Civis Mundi Digitaal #2
Goliath (Israël) vermomd als David
Egbert Talens[1]
Tussen de datum waarop de Algemene Vergadering van de VN resolutie181-II met een twee-derde meerderheid aannam -- 29 november 1947 -- en heden, ca. eind 2010, is men er niet in geslaagd een oplossing te vinden, dan wel een regeling te treffen, voor het conflict in de Palestijnse regio, het Israëlisch-Palestijnse conflict. De vingers van twéé handen volstaan niet om het aantal vergeefse pogingen daartoe te tellen, en inmiddels is ook de laatste, het vredesproces door VS-president Barack Obama in september 2010 opgezet, zo goed als mislukt. Als opmerkelijk feit hierbij mag wel gelden dat die inspanningen níet worden ondernomen door de twee direct betrokken partijen, Israëliërs en Palestijnen, maar door instanties die nu niet direct als de minst invloedrijke op dit ondermaanse gelden: de Verenigde Staten van Amerika, Rusland, de Europese Unie en natuurlijk de VN die zoals gezegd resolutie 181-II aannam. Deze resolutie geldt als een aanbeveling Palestina in drieën op te delen: een Joodse Staat, een Arabische Staat, en een Corpus Separatum dat Groot-Jeruzalem omvat. Een en ander was met zoveel moeite gepaard gegaan, dat de vergaderruimten van het VN-gebouw in Lake Success wel een afspiegeling leken van het roerige en praktisch tot ontploffing komende Palestina zelf. Ik bespaar de lezer nadere details, om de essentie van dit conflict beter tot zijn recht te laten komen, de essentie die de bijzondere relatie van de staat Israël met een groot deel van de wereld kenmerkt. ’Alleen van Israël, en niet van Palestina?’ Nee, niet van Palestina. Wat de Palestijnen willen is namelijk wat alle landen van de wereld willen: eigen boontjes doppen in éigen ’land’. Normale zaak. Willen de Israëliërs dit niet? Ja, eigen boontjes doppen, maar waar? Wat zij als hun ‘eigen land’ beschouwen, is het ‘land’ van vooral anderen. Immers, het gros van de inwoners van de regio Palestina bestond uit níét-joodse gemeenschappen.

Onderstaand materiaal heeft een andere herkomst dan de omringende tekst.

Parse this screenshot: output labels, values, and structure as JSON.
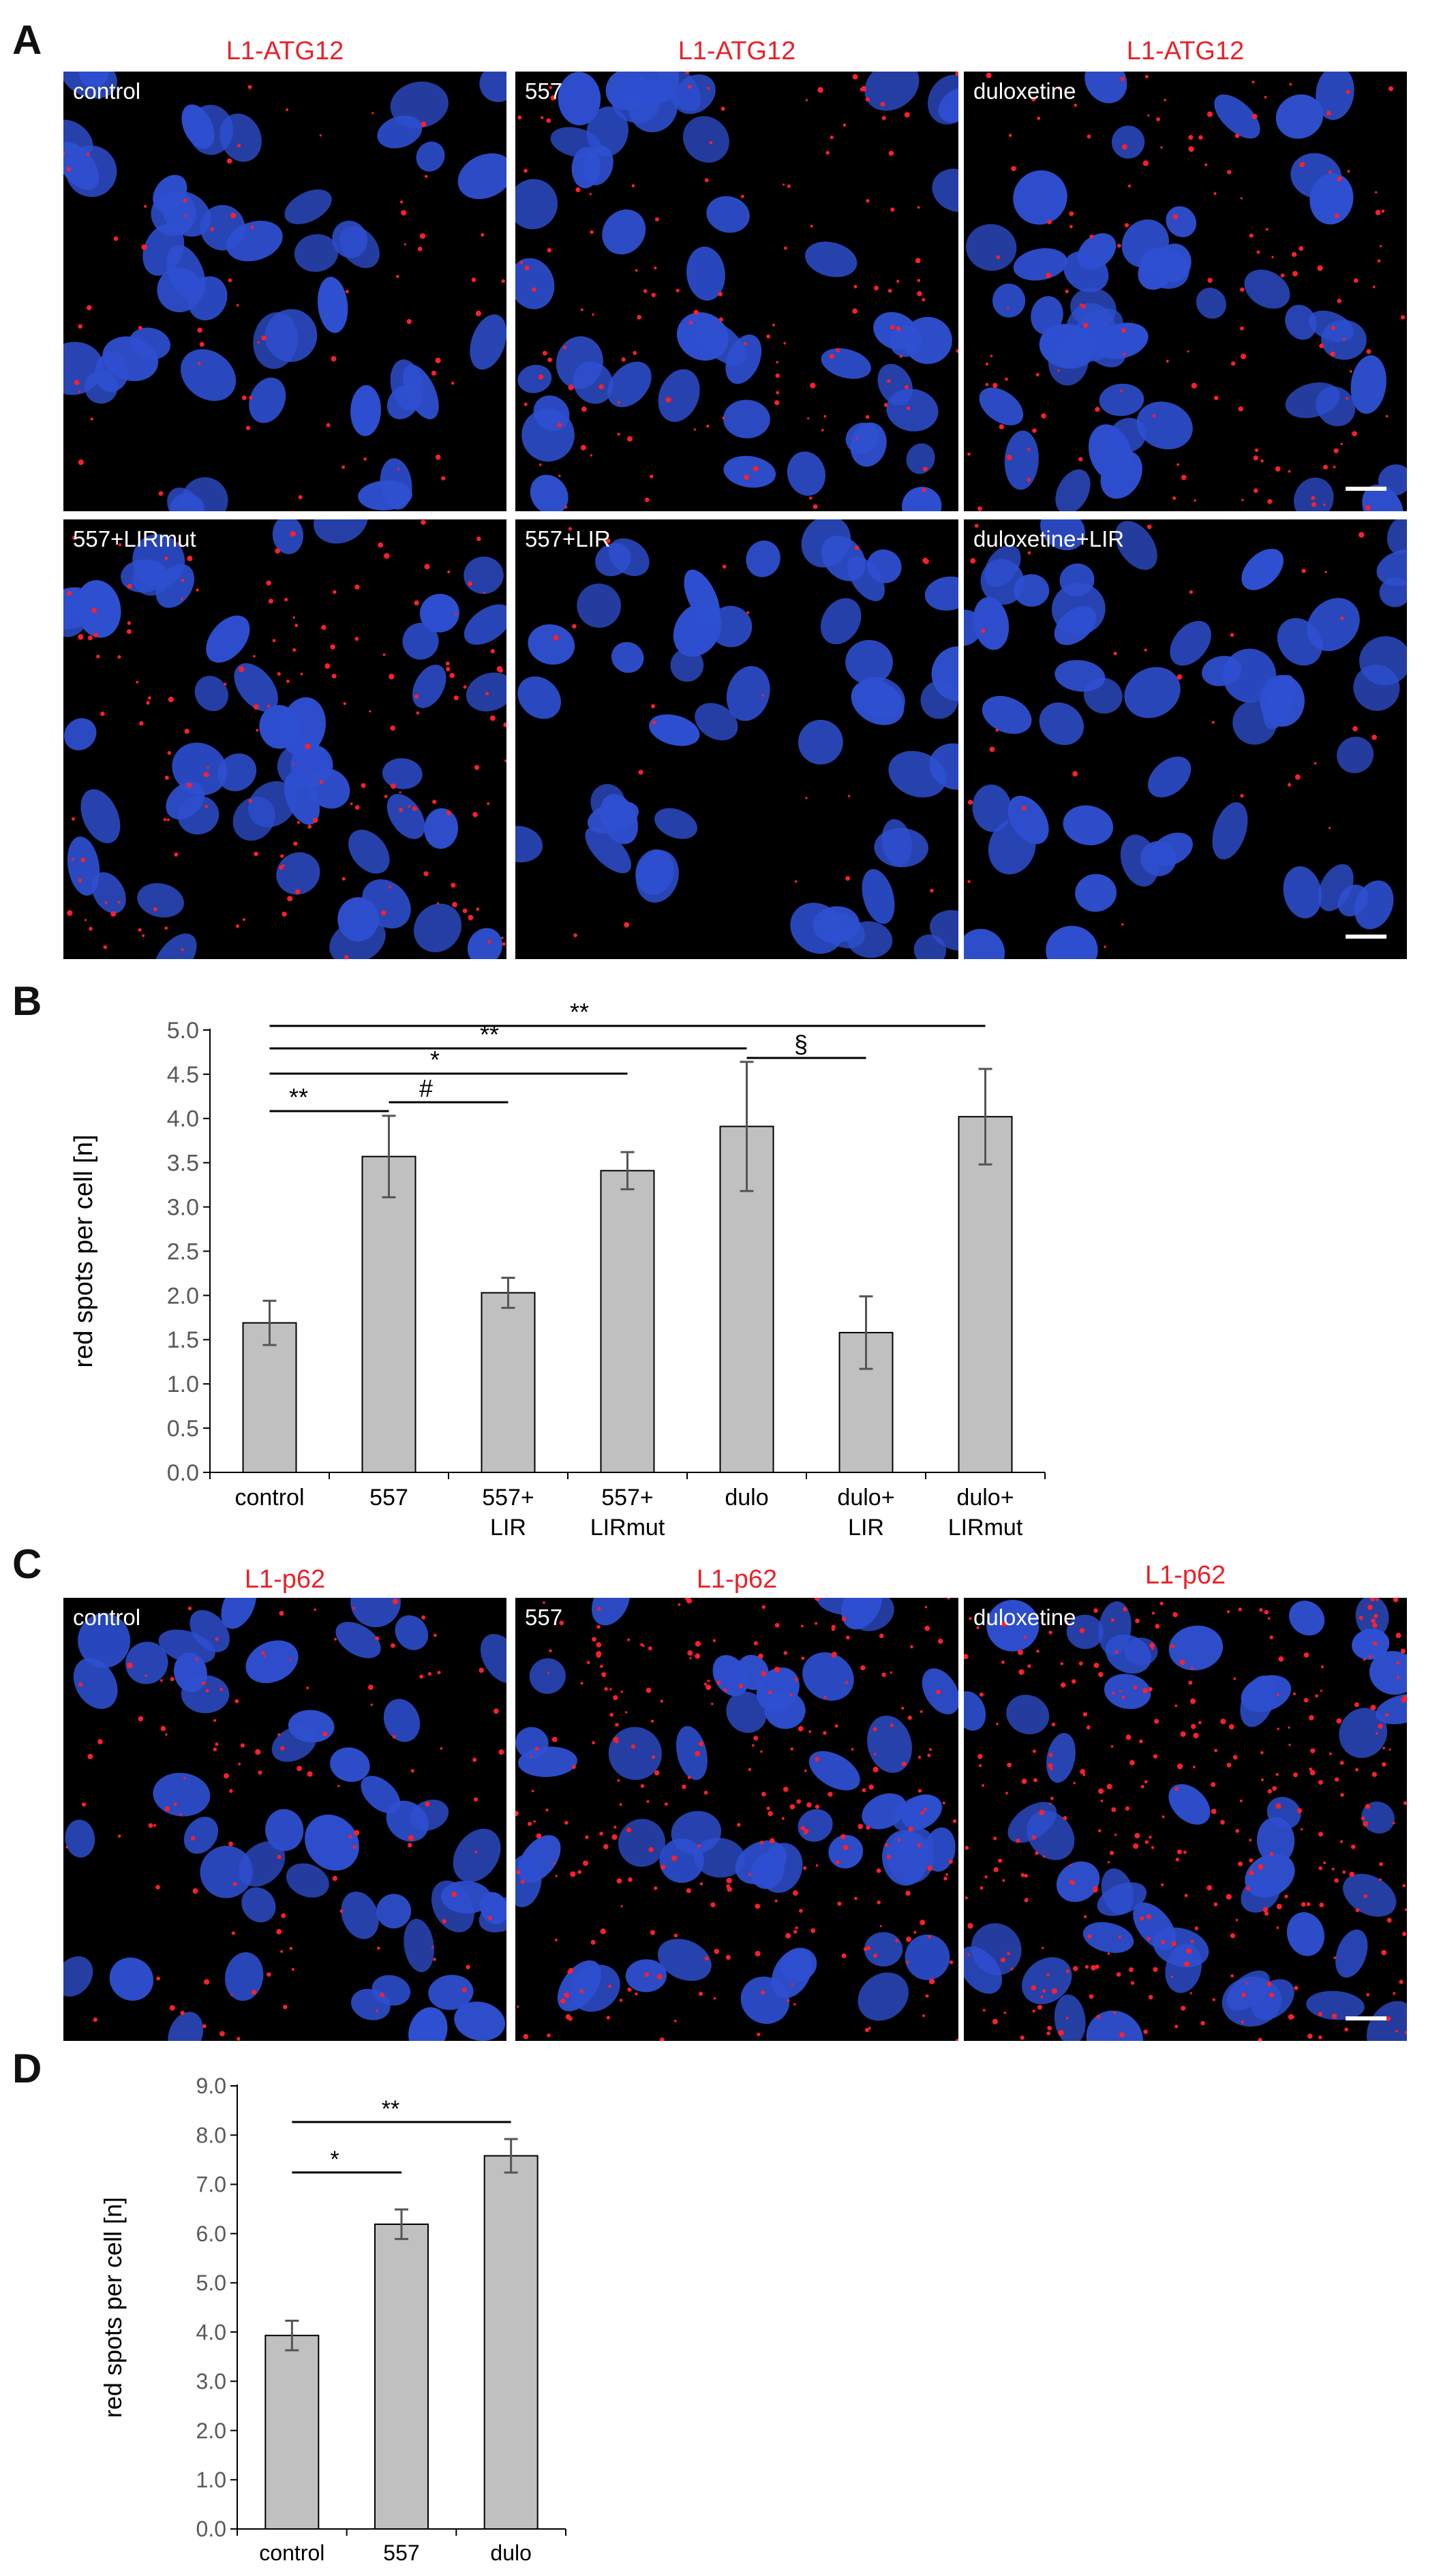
{
  "panels": {
    "A": "A",
    "B": "B",
    "C": "C",
    "D": "D"
  },
  "panel_a": {
    "titles": [
      "L1-ATG12",
      "L1-ATG12",
      "L1-ATG12"
    ],
    "images": [
      "control",
      "557",
      "duloxetine",
      "557+LIRmut",
      "557+LIR",
      "duloxetine+LIR"
    ]
  },
  "panel_c": {
    "titles": [
      "L1-p62",
      "L1-p62",
      "L1-p62"
    ],
    "images": [
      "control",
      "557",
      "duloxetine"
    ]
  },
  "colors": {
    "title_red": "#e8222a",
    "nuclei_blue": "#2e4fd0",
    "spot_red": "#ff1f2c",
    "bar_fill": "#c0c0c0"
  },
  "chart_data": [
    {
      "type": "bar",
      "panel": "B",
      "categories": [
        "control",
        "557",
        "557+ LIR",
        "557+ LIRmut",
        "dulo",
        "dulo+ LIR",
        "dulo+ LIRmut"
      ],
      "category_lines": [
        [
          "control"
        ],
        [
          "557"
        ],
        [
          "557+",
          "LIR"
        ],
        [
          "557+",
          "LIRmut"
        ],
        [
          "dulo"
        ],
        [
          "dulo+",
          "LIR"
        ],
        [
          "dulo+",
          "LIRmut"
        ]
      ],
      "values": [
        1.69,
        3.57,
        2.03,
        3.41,
        3.91,
        1.58,
        4.02
      ],
      "errors": [
        0.25,
        0.46,
        0.17,
        0.21,
        0.73,
        0.41,
        0.54
      ],
      "ylabel": "red spots per cell [n]",
      "ylim": [
        0,
        5.0
      ],
      "yticks": [
        "0.0",
        "0.5",
        "1.0",
        "1.5",
        "2.0",
        "2.5",
        "3.0",
        "3.5",
        "4.0",
        "4.5",
        "5.0"
      ],
      "significance": [
        {
          "from": 0,
          "to": 1,
          "label": "**"
        },
        {
          "from": 1,
          "to": 2,
          "label": "#"
        },
        {
          "from": 0,
          "to": 3,
          "label": "*"
        },
        {
          "from": 0,
          "to": 4,
          "label": "**"
        },
        {
          "from": 4,
          "to": 5,
          "label": "§"
        },
        {
          "from": 0,
          "to": 6,
          "label": "**"
        }
      ]
    },
    {
      "type": "bar",
      "panel": "D",
      "categories": [
        "control",
        "557",
        "dulo"
      ],
      "category_lines": [
        [
          "control"
        ],
        [
          "557"
        ],
        [
          "dulo"
        ]
      ],
      "values": [
        3.93,
        6.19,
        7.58
      ],
      "errors": [
        0.3,
        0.3,
        0.34
      ],
      "ylabel": "red spots per cell [n]",
      "ylim": [
        0,
        9.0
      ],
      "yticks": [
        "0.0",
        "1.0",
        "2.0",
        "3.0",
        "4.0",
        "5.0",
        "6.0",
        "7.0",
        "8.0",
        "9.0"
      ],
      "significance": [
        {
          "from": 0,
          "to": 1,
          "label": "*"
        },
        {
          "from": 0,
          "to": 2,
          "label": "**"
        }
      ]
    }
  ]
}
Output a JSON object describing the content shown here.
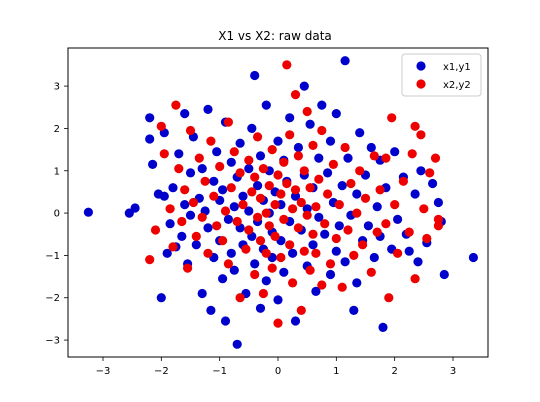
{
  "chart_data": {
    "type": "scatter",
    "title": "X1 vs X2: raw data",
    "xlabel": "",
    "ylabel": "",
    "xlim": [
      -3.6,
      3.6
    ],
    "ylim": [
      -3.4,
      3.9
    ],
    "xticks": [
      -3,
      -2,
      -1,
      0,
      1,
      2,
      3
    ],
    "yticks": [
      -3,
      -2,
      -1,
      0,
      1,
      2,
      3
    ],
    "grid": false,
    "legend_position": "top-right",
    "series": [
      {
        "name": "x1,y1",
        "color": "#0000cc",
        "points": [
          [
            -3.25,
            0.02
          ],
          [
            -2.55,
            0.0
          ],
          [
            -2.45,
            0.12
          ],
          [
            -2.2,
            2.25
          ],
          [
            -2.2,
            1.75
          ],
          [
            -2.15,
            1.15
          ],
          [
            -2.05,
            0.45
          ],
          [
            -2.0,
            -2.0
          ],
          [
            -1.95,
            0.4
          ],
          [
            -1.95,
            1.9
          ],
          [
            -1.9,
            -0.95
          ],
          [
            -1.85,
            -0.25
          ],
          [
            -1.8,
            0.6
          ],
          [
            -1.75,
            -0.8
          ],
          [
            -1.7,
            1.4
          ],
          [
            -1.65,
            -0.55
          ],
          [
            -1.6,
            2.35
          ],
          [
            -1.6,
            0.2
          ],
          [
            -1.55,
            -1.2
          ],
          [
            -1.5,
            0.95
          ],
          [
            -1.5,
            -0.05
          ],
          [
            -1.45,
            1.8
          ],
          [
            -1.4,
            -0.75
          ],
          [
            -1.35,
            0.35
          ],
          [
            -1.3,
            -1.9
          ],
          [
            -1.3,
            1.05
          ],
          [
            -1.25,
            0.05
          ],
          [
            -1.2,
            -0.35
          ],
          [
            -1.2,
            2.45
          ],
          [
            -1.15,
            -2.3
          ],
          [
            -1.1,
            0.75
          ],
          [
            -1.1,
            -1.05
          ],
          [
            -1.05,
            1.45
          ],
          [
            -1.0,
            -0.65
          ],
          [
            -1.0,
            0.3
          ],
          [
            -0.95,
            -1.55
          ],
          [
            -0.95,
            0.55
          ],
          [
            -0.9,
            -2.55
          ],
          [
            -0.9,
            2.15
          ],
          [
            -0.85,
            -0.15
          ],
          [
            -0.8,
            1.2
          ],
          [
            -0.8,
            -0.95
          ],
          [
            -0.75,
            0.15
          ],
          [
            -0.75,
            -1.35
          ],
          [
            -0.7,
            -3.1
          ],
          [
            -0.7,
            0.85
          ],
          [
            -0.65,
            -0.35
          ],
          [
            -0.65,
            1.65
          ],
          [
            -0.6,
            0.4
          ],
          [
            -0.6,
            -0.75
          ],
          [
            -0.55,
            -1.9
          ],
          [
            -0.5,
            1.05
          ],
          [
            -0.5,
            0.05
          ],
          [
            -0.45,
            -0.55
          ],
          [
            -0.45,
            2.0
          ],
          [
            -0.4,
            -1.2
          ],
          [
            -0.4,
            3.25
          ],
          [
            -0.35,
            0.65
          ],
          [
            -0.35,
            -0.2
          ],
          [
            -0.3,
            -2.25
          ],
          [
            -0.3,
            1.35
          ],
          [
            -0.25,
            -0.85
          ],
          [
            -0.25,
            0.3
          ],
          [
            -0.2,
            -1.6
          ],
          [
            -0.2,
            2.55
          ],
          [
            -0.15,
            0.0
          ],
          [
            -0.15,
            1.0
          ],
          [
            -0.1,
            -0.45
          ],
          [
            -0.1,
            -1.05
          ],
          [
            -0.05,
            0.5
          ],
          [
            0.0,
            1.7
          ],
          [
            0.0,
            -2.05
          ],
          [
            0.05,
            0.2
          ],
          [
            0.05,
            -0.65
          ],
          [
            0.1,
            1.25
          ],
          [
            0.1,
            -1.4
          ],
          [
            0.15,
            0.75
          ],
          [
            0.2,
            -0.2
          ],
          [
            0.2,
            2.25
          ],
          [
            0.25,
            -0.95
          ],
          [
            0.3,
            0.4
          ],
          [
            0.3,
            -2.55
          ],
          [
            0.35,
            1.55
          ],
          [
            0.4,
            -0.4
          ],
          [
            0.45,
            3.0
          ],
          [
            0.45,
            0.9
          ],
          [
            0.5,
            -1.25
          ],
          [
            0.5,
            0.1
          ],
          [
            0.55,
            2.1
          ],
          [
            0.6,
            -0.75
          ],
          [
            0.6,
            0.6
          ],
          [
            0.65,
            -1.85
          ],
          [
            0.7,
            1.3
          ],
          [
            0.7,
            -0.1
          ],
          [
            0.75,
            2.55
          ],
          [
            0.8,
            -0.5
          ],
          [
            0.85,
            0.95
          ],
          [
            0.9,
            -1.45
          ],
          [
            0.9,
            1.7
          ],
          [
            0.95,
            0.25
          ],
          [
            1.0,
            -0.9
          ],
          [
            1.0,
            2.35
          ],
          [
            1.05,
            -0.3
          ],
          [
            1.1,
            0.65
          ],
          [
            1.15,
            3.6
          ],
          [
            1.15,
            -1.15
          ],
          [
            1.2,
            1.3
          ],
          [
            1.25,
            -0.05
          ],
          [
            1.3,
            -2.3
          ],
          [
            1.35,
            0.45
          ],
          [
            1.35,
            -1.65
          ],
          [
            1.4,
            1.9
          ],
          [
            1.45,
            -0.65
          ],
          [
            1.5,
            0.9
          ],
          [
            1.55,
            -0.3
          ],
          [
            1.6,
            1.55
          ],
          [
            1.65,
            -1.05
          ],
          [
            1.7,
            0.15
          ],
          [
            1.75,
            -0.55
          ],
          [
            1.75,
            1.25
          ],
          [
            1.8,
            -2.7
          ],
          [
            1.85,
            0.6
          ],
          [
            1.95,
            -0.85
          ],
          [
            2.0,
            1.45
          ],
          [
            2.05,
            -0.15
          ],
          [
            2.15,
            0.85
          ],
          [
            2.2,
            -0.5
          ],
          [
            2.25,
            -0.9
          ],
          [
            2.35,
            0.45
          ],
          [
            2.4,
            -1.15
          ],
          [
            2.45,
            1.0
          ],
          [
            2.55,
            -0.7
          ],
          [
            2.65,
            0.7
          ],
          [
            2.75,
            0.25
          ],
          [
            2.8,
            -0.2
          ],
          [
            2.85,
            -1.45
          ],
          [
            3.35,
            -1.05
          ]
        ]
      },
      {
        "name": "x2,y2",
        "color": "#ee0000",
        "points": [
          [
            -2.2,
            -1.1
          ],
          [
            -2.1,
            -0.4
          ],
          [
            -2.0,
            2.05
          ],
          [
            -1.95,
            1.4
          ],
          [
            -1.85,
            0.1
          ],
          [
            -1.8,
            -0.8
          ],
          [
            -1.75,
            2.55
          ],
          [
            -1.7,
            1.05
          ],
          [
            -1.65,
            -0.2
          ],
          [
            -1.6,
            0.55
          ],
          [
            -1.55,
            -1.3
          ],
          [
            -1.5,
            1.95
          ],
          [
            -1.45,
            0.25
          ],
          [
            -1.4,
            -0.55
          ],
          [
            -1.35,
            1.3
          ],
          [
            -1.3,
            -0.1
          ],
          [
            -1.25,
            0.75
          ],
          [
            -1.2,
            -0.95
          ],
          [
            -1.15,
            1.7
          ],
          [
            -1.1,
            0.4
          ],
          [
            -1.05,
            -0.3
          ],
          [
            -1.0,
            1.1
          ],
          [
            -0.95,
            -0.65
          ],
          [
            -0.9,
            0.05
          ],
          [
            -0.85,
            2.15
          ],
          [
            -0.85,
            -1.2
          ],
          [
            -0.8,
            0.6
          ],
          [
            -0.75,
            1.45
          ],
          [
            -0.7,
            -0.2
          ],
          [
            -0.65,
            -2.0
          ],
          [
            -0.65,
            0.95
          ],
          [
            -0.6,
            0.2
          ],
          [
            -0.55,
            -0.85
          ],
          [
            -0.5,
            1.25
          ],
          [
            -0.5,
            -0.4
          ],
          [
            -0.45,
            0.5
          ],
          [
            -0.4,
            -1.45
          ],
          [
            -0.4,
            0.85
          ],
          [
            -0.35,
            -0.1
          ],
          [
            -0.35,
            1.8
          ],
          [
            -0.3,
            -0.65
          ],
          [
            -0.3,
            0.35
          ],
          [
            -0.25,
            -1.9
          ],
          [
            -0.25,
            1.05
          ],
          [
            -0.2,
            0.0
          ],
          [
            -0.2,
            -0.95
          ],
          [
            -0.15,
            0.65
          ],
          [
            -0.15,
            -0.3
          ],
          [
            -0.1,
            1.5
          ],
          [
            -0.1,
            -1.3
          ],
          [
            -0.05,
            0.2
          ],
          [
            -0.05,
            -0.55
          ],
          [
            0.0,
            0.9
          ],
          [
            0.0,
            -2.6
          ],
          [
            0.05,
            0.45
          ],
          [
            0.05,
            -1.05
          ],
          [
            0.1,
            1.2
          ],
          [
            0.1,
            -0.15
          ],
          [
            0.15,
            3.5
          ],
          [
            0.15,
            0.7
          ],
          [
            0.2,
            -0.75
          ],
          [
            0.2,
            1.85
          ],
          [
            0.25,
            0.1
          ],
          [
            0.25,
            -1.65
          ],
          [
            0.3,
            2.8
          ],
          [
            0.3,
            0.55
          ],
          [
            0.35,
            -0.35
          ],
          [
            0.35,
            1.35
          ],
          [
            0.4,
            -2.3
          ],
          [
            0.4,
            0.25
          ],
          [
            0.45,
            -0.9
          ],
          [
            0.45,
            1.0
          ],
          [
            0.5,
            -0.05
          ],
          [
            0.5,
            2.4
          ],
          [
            0.55,
            -1.35
          ],
          [
            0.55,
            0.6
          ],
          [
            0.6,
            -0.5
          ],
          [
            0.6,
            1.6
          ],
          [
            0.65,
            0.15
          ],
          [
            0.65,
            -0.95
          ],
          [
            0.7,
            0.8
          ],
          [
            0.75,
            -1.7
          ],
          [
            0.75,
            1.95
          ],
          [
            0.8,
            -0.25
          ],
          [
            0.85,
            0.45
          ],
          [
            0.9,
            -1.2
          ],
          [
            0.95,
            1.15
          ],
          [
            1.0,
            -0.6
          ],
          [
            1.05,
            0.2
          ],
          [
            1.1,
            -1.75
          ],
          [
            1.15,
            1.55
          ],
          [
            1.2,
            -0.4
          ],
          [
            1.25,
            0.7
          ],
          [
            1.3,
            -1.0
          ],
          [
            1.35,
            0.0
          ],
          [
            1.4,
            1.0
          ],
          [
            1.45,
            -0.75
          ],
          [
            1.5,
            0.35
          ],
          [
            1.6,
            -1.4
          ],
          [
            1.65,
            1.35
          ],
          [
            1.7,
            -0.45
          ],
          [
            1.75,
            0.55
          ],
          [
            1.85,
            1.3
          ],
          [
            1.85,
            -0.25
          ],
          [
            1.9,
            -2.0
          ],
          [
            1.95,
            2.25
          ],
          [
            2.0,
            0.2
          ],
          [
            2.05,
            -0.95
          ],
          [
            2.15,
            0.75
          ],
          [
            2.25,
            -0.45
          ],
          [
            2.3,
            1.4
          ],
          [
            2.35,
            -1.55
          ],
          [
            2.45,
            1.85
          ],
          [
            2.5,
            0.1
          ],
          [
            2.55,
            -0.6
          ],
          [
            2.6,
            0.95
          ],
          [
            2.75,
            -0.3
          ],
          [
            2.35,
            2.05
          ],
          [
            2.7,
            1.3
          ],
          [
            2.75,
            -0.15
          ]
        ]
      }
    ]
  }
}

Omstreeks 1860 was in Europa een project van de grond gekomen, dat de stichting van een eigen Joodse staat tot doel had. In 1896 verscheen het pamflet Der Judenstaat van Theodor Herzl. In 1897 vond in Bazel het Eerste Wereld Zionisten Congres plaats. Herzls idee verwierf steun, en de onderneming kreeg de aanduiding: Zionisme. In 1903 koos het Congres voor Palestina als definitieve bestemming voor hun politiek-zionistische project, dat door publiek recht gegarandeerd moest worden. Op dat moment maakte de joodse aanwezigheid in de regio Palestina ca. 4% van de daar bestaande bevolking uit. De instantie die aanvankelijk in aanmerking kwam voor die publiek-rechtelijke garantie, was de Hoge Porte in Constantinopel/Istanboel, leider van het Ottomaanse Rijk. Toen dit rijk instortte en wegviel voor de politiek-zionistische plannen, was het wachten op een volgende gelegenheid. Die deed zich voor tijdens de Grote Oorlog, WO-I. Het Verenigd Koninkrijk verkeerde in grote moeilijkheden. Bijna bankroet, neigden de Britten ertoe elke strohalm aan te grijpen. De Zionistische Organisatie onder Chaim Weizmann stelde een lucratieve deal voor: joodse bankiers uit Duitsland zullen financieel in de bres springen, tegen een Britse belofte het juist genoemde project te steunen. Op 2 November 1917 zag de Balfour Declaratie het licht. Alsof er geen bevolking in Palestina bestond, werd over hun hoofden heen door een buitenlandse macht beslist ten gunste van hen die er (nog) niet woonden: Europese joden, Asjkenaz. Het leek absurd, het wás absurd, maar het gebeurde. De Sho’a, nog in nevelen gehuld, had er part noch deel aan.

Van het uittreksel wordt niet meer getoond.